Prospettive — cosa osservare prossimamente
Il principale catalizzatore a breve termine è il rapporto di stoccaggio del 15 settembre da GIE, che indicherà se i tassi di iniezione stanno mantenendo il passo con le medie storiche. La riunione OPEC+ del 5 ottobre potrebbe influenzare indirettamente i prezzi del gas attraverso eventuali decisioni che riguardano i mercati del petrolio, poiché i contratti indicizzati al petrolio fanno ancora parte dell'offerta di gas europea. Le previsioni meteorologiche di novembre, tipicamente finalizzate entro il 20 ottobre, forniranno informazioni critiche sui modelli di domanda per l'inizio dell'inverno.
I trader dovrebbero monitorare il livello di €40 sui contratti TTF del mese corrente come punto di resistenza critico; una rottura sostenuta al di sopra potrebbe innescare acquisti di slancio verso €50. Lo spread dicembre-gennaio, attualmente negoziato a un contango di €5, indicherà l'economia di stoccaggio e l'urgenza delle necessità di rifornimento se si allarga ulteriormente. Un supporto chiave si trova al minimo di agosto di €32,20, il che suggerirebbe un'offerta adeguata per un accumulo confortevole.
Domande Frequenti
Cosa significa un prezzo del gas di €100 per le bollette energetiche dei consumatori?
Un prezzo del gas di €100/MWh si tradurrebbe in bollette per il riscaldamento domestico circa 2,5 volte superiori alla media degli ultimi cinque anni. Le famiglie europee consumano tipicamente tra 15-20 MWh all'anno per il riscaldamento, implicando un costo annuale di €1.500-€2.000 rispetto a €600-€800 in condizioni medie. I governi potrebbero ripristinare i tetti sui prezzi dell'energia o sussidi per mitigare l'impatto sui consumatori, sebbene tali misure richiederebbero risorse fiscali significative.
Come si confronta la previsione di Goldman Sachs con quelle di altre banche?
L'obiettivo di €100 di Goldman è tra le previsioni più alte del mercato, con la maggior parte delle banche che prevede un intervallo di €70-€90 per i picchi invernali.
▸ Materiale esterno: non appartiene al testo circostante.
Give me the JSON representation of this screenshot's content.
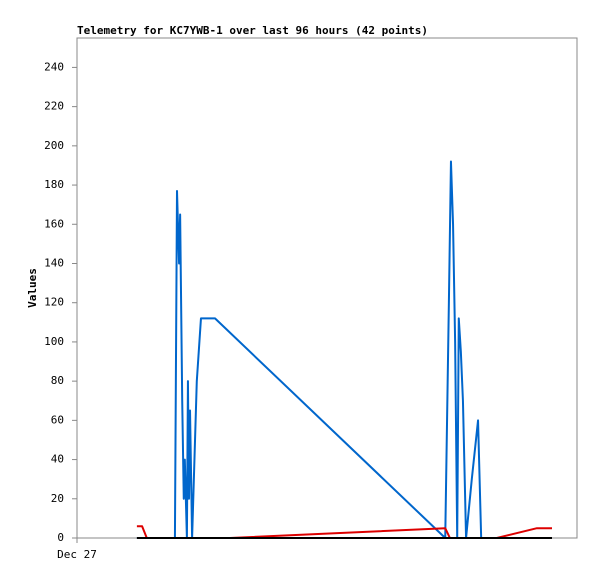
{
  "chart_data": {
    "type": "line",
    "title": "Telemetry for KC7YWB-1 over last 96 hours (42 points)",
    "y_label": "Values",
    "xlim": [
      0,
      96
    ],
    "xticks": [
      {
        "value": 0,
        "label": "Dec 27"
      }
    ],
    "ylim": [
      0,
      255
    ],
    "yticks": [
      0,
      20,
      40,
      60,
      80,
      100,
      120,
      140,
      160,
      180,
      200,
      220,
      240
    ],
    "grid": false,
    "series": [
      {
        "color": "#0066cc",
        "x": [
          11.5,
          18.8,
          19.2,
          19.6,
          19.8,
          20.2,
          20.5,
          20.7,
          21.1,
          21.3,
          21.5,
          21.7,
          22.1,
          23.0,
          23.8,
          26.5,
          70.7,
          71.4,
          71.8,
          72.2,
          72.6,
          73.0,
          73.3,
          73.7,
          74.1,
          74.7,
          75.8,
          77.0,
          77.2,
          77.6,
          91.2
        ],
        "values": [
          0,
          0,
          177,
          140,
          165,
          70,
          20,
          40,
          0,
          80,
          20,
          65,
          0,
          80,
          112,
          112,
          0,
          120,
          192,
          160,
          100,
          0,
          112,
          95,
          70,
          0,
          30,
          60,
          40,
          0,
          0
        ]
      },
      {
        "color": "#dd0000",
        "x": [
          11.5,
          12.5,
          13.4,
          29.4,
          70.7,
          71.6,
          80.6,
          88.3,
          91.2
        ],
        "values": [
          6,
          6,
          0,
          0,
          5,
          0,
          0,
          5,
          5
        ]
      },
      {
        "color": "#000000",
        "x": [
          11.5,
          91.2
        ],
        "values": [
          0,
          0
        ]
      }
    ]
  }
}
JPMorgan si aspetta che i prezzi medi siano di €75 nel Q4, citando un'adeguata offerta di GNL, mentre Barclays vede un potenziale di €85 se si verifica un clima freddo. La variazione riflette diverse assunzioni sui modelli meteorologici, il recupero della domanda industriale e la disponibilità di GNL dai mercati concorrenti in Asia.
Quale livello di stoccaggio del gas è necessario per la sicurezza invernale in Europa?
I regolatori europei considerano livelli di stoccaggio superiori al 90% adeguati per un inverno normale, con il 95% che fornisce un margine confortevole per periodi di freddo prolungati. Il mandato dell'UE richiede agli Stati membri di mantenere lo stoccaggio almeno al 90% entro il 1° novembre, sebbene gli obiettivi dei singoli paesi varino. Le traiettorie attuali suggeriscono che lo stoccaggio raggiungerà il 92-94% all'inizio dell'inverno, assumendo tassi di iniezione e condizioni meteorologiche medi attraverso ottobre.
Risultato finale
Il gas europeo deve aumentare di oltre il 160% entro dicembre per garantire scorte invernali adeguate, riflettendo persistenti squilibri tra domanda e offerta.
Disclaimer: Questo articolo è solo a scopo informativo e non costituisce consulenza agli investimenti. Il trading di CFD comporta un alto rischio di perdita di capitale.